Oxygen inhibition is a phenomenon specific to free-radical curing adhesives (the most common type of UV adhesive, typically acrylates).

The Problem

Atmospheric oxygen readily reacts with the free radicals necessary to initiate and propagate the polymerization chain reaction. This reaction is faster than the curing reaction, effectively quencing the polymerization on the surface layer.

• Result: A fully cured, hard adhesive in the bulk underneath, but a thin, tacky, uncured film on the exposed surface.
• Consequences: Weak surface integrity, poor aesthetics, attraction of dust/contaminants, and difficulties with subsequent processing or handling.

The Solutions

• Cure Under Inert Atmosphere: The most reliable method is curing the adhesive in a chamber flushed with nitrogen (N2​) or other inert gas. The N2​ displaces the air, removing the source of the oxygen.
• Increase UV Intensity: Boosting the UV light intensity increases the rate of free radical generation, which can overwhelm the inhibitory effect of the ambient oxygen. This must be balanced against the risk of heat generation.
• Physical Barrier: Curing with a clear cover glass or film placed over the adhesive (often called contact curing) physically excludes oxygen from the surface.
• Paraffin-Containing Formulas: Some adhesives are specifically formulated with wax or paraffin that migrates to the surface during cure, forming a microscopic barrier film.

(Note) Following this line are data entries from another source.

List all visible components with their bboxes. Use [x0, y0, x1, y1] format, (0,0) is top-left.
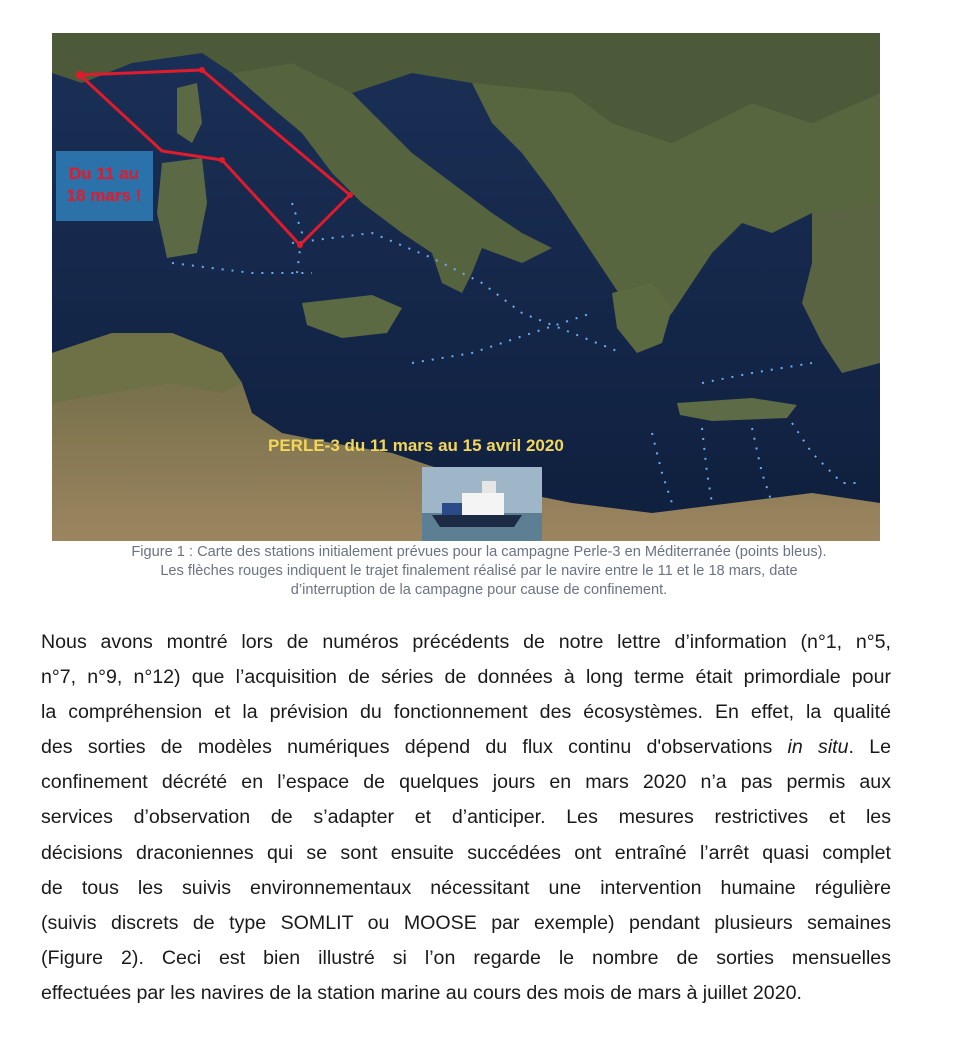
mediterranean-map-figure	[52, 33, 880, 541]
italic-term: in situ	[787, 736, 849, 759]
paragraph-line: (suivis discrets de type SOMLIT ou MOOSE par exemple) pendant plusieurs semaines	[41, 911, 891, 934]
paragraph-line: services d’observation de s’adapter et d’anticiper. Les mesures restrictives et les	[41, 806, 891, 829]
caption-line: d’interruption de la campagne pour cause de confinement.	[290, 582, 668, 598]
paragraph-line: confinement décrété en l’espace de quelques jours en mars 2020 n’a pas permis aux	[41, 771, 891, 794]
paragraph-line-with-italic	[41, 730, 891, 765]
paragraph-line: Nous avons montré lors de numéros précédents de notre lettre d’information (n°1, n°5,	[41, 631, 891, 653]
caption-line: Les flèches rouges indiquent le trajet finalement réalisé par le navire entre le 11 et le 18 mars, date	[160, 563, 798, 579]
map-graphic	[52, 33, 880, 541]
paragraph-line: décisions draconiennes qui se sont ensuite succédées ont entraîné l’arrêt quasi complet	[41, 841, 891, 864]
ship-photo	[422, 467, 542, 541]
figure-caption	[30, 543, 928, 600]
article-paragraph	[41, 625, 891, 1011]
paragraph-line: la compréhension et la prévision du fonctionnement des écosystèmes. En effet, la qualité	[41, 701, 891, 724]
paragraph-line: effectuées par les navires de la station marine au cours des mois de mars à juillet 2020.	[41, 981, 802, 1004]
inset-label-line2: 18 mars !	[66, 186, 142, 205]
paragraph-line: de tous les suivis environnementaux nécessitant une intervention humaine régulière	[41, 876, 891, 899]
caption-line: Figure 1 : Carte des stations initialement prévues pour la campagne Perle-3 en Méditerranée (points bleus).	[131, 544, 827, 560]
line-text: des sorties de modèles numériques dépend du flux continu d'observations	[41, 736, 773, 759]
line-tail: . Le	[848, 736, 891, 759]
map-overlay-title: PERLE-3 du 11 mars au 15 avril 2020	[268, 436, 564, 455]
inset-label-line1: Du 11 au	[69, 164, 139, 183]
paragraph-line: (Figure 2). Ceci est bien illustré si l’on regarde le nombre de sorties mensuelles	[41, 946, 891, 969]
paragraph-line: n°7, n°9, n°12) que l’acquisition de séries de données à long terme était primordiale pour	[41, 666, 891, 689]
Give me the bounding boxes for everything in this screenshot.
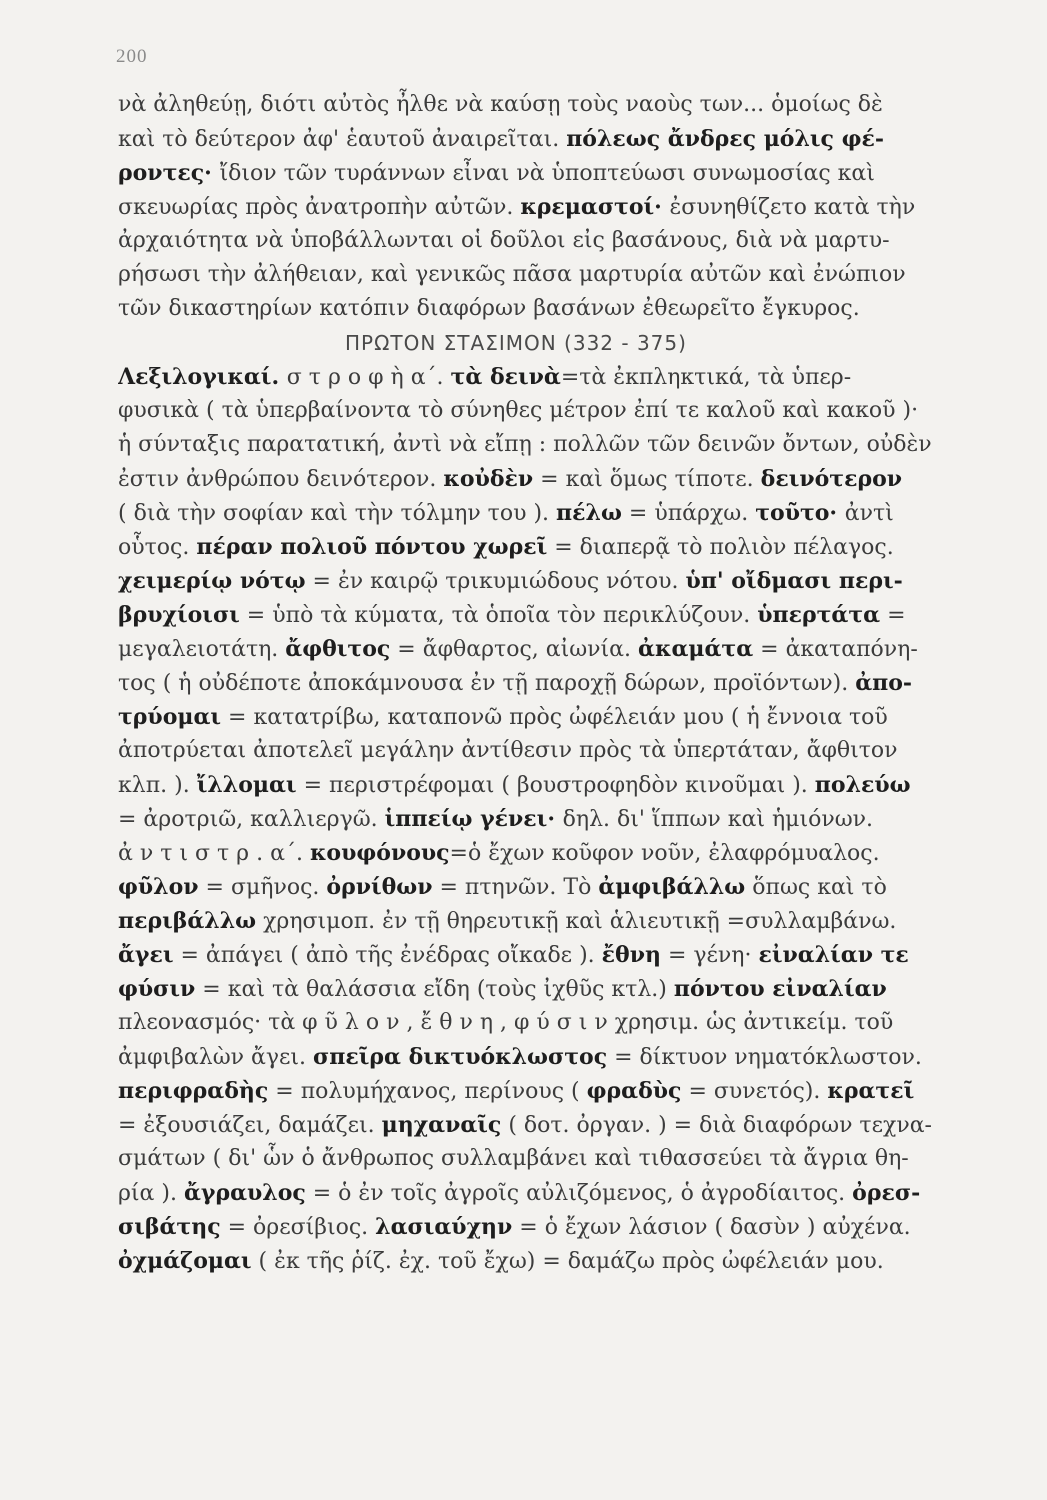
text-line xyxy=(118,700,1013,734)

2. Humidity and Moisture Sensitivity

Moisture sensitivity affects both UV cure and UV dual-cure systems, but in different ways.

The Problem

• Humidity as a Required Catalyst (Dual-Cure Systems): Some dual-cure adhesives are UV/Moisture-Curesystems. The UV light provides a rapid initial cure for fixturing, but the secondary cure (for shadowed areas or bulk material) requires ambient moisture (humidity) to complete the polymerization. If the part is immediately moved to a clean, dry, or refrigerated environment, the secondary cure can be incomplete, leading to eventual failure.
  
• Moisture as a Degrading Agent: For single-cure UV adhesives, excessive moisture (either high ambient humidity or direct water contact) during the short curing window can sometimes interfere with the polymerization on the substrate surface, leading to poor adhesion or reduced bond strength.

The Solutions

• Verify Dual-Cure Needs: If using a dual-cure system, confirm if a specific humidity exposure period is required after UV exposure and incorporate it into the process flow.
  
• Control the Environment: Maintain the UV curing environment within the manufacturer’s specified temperature and humidity range to ensure optimal photoinitiation kinetics.
  
• Use High-Resistance Chemistry: For applications exposed to high moisture, choose adhesives with inherently high moisture resistance, such as UV-cure epoxies or specialized hydrophobic acrylate formulas.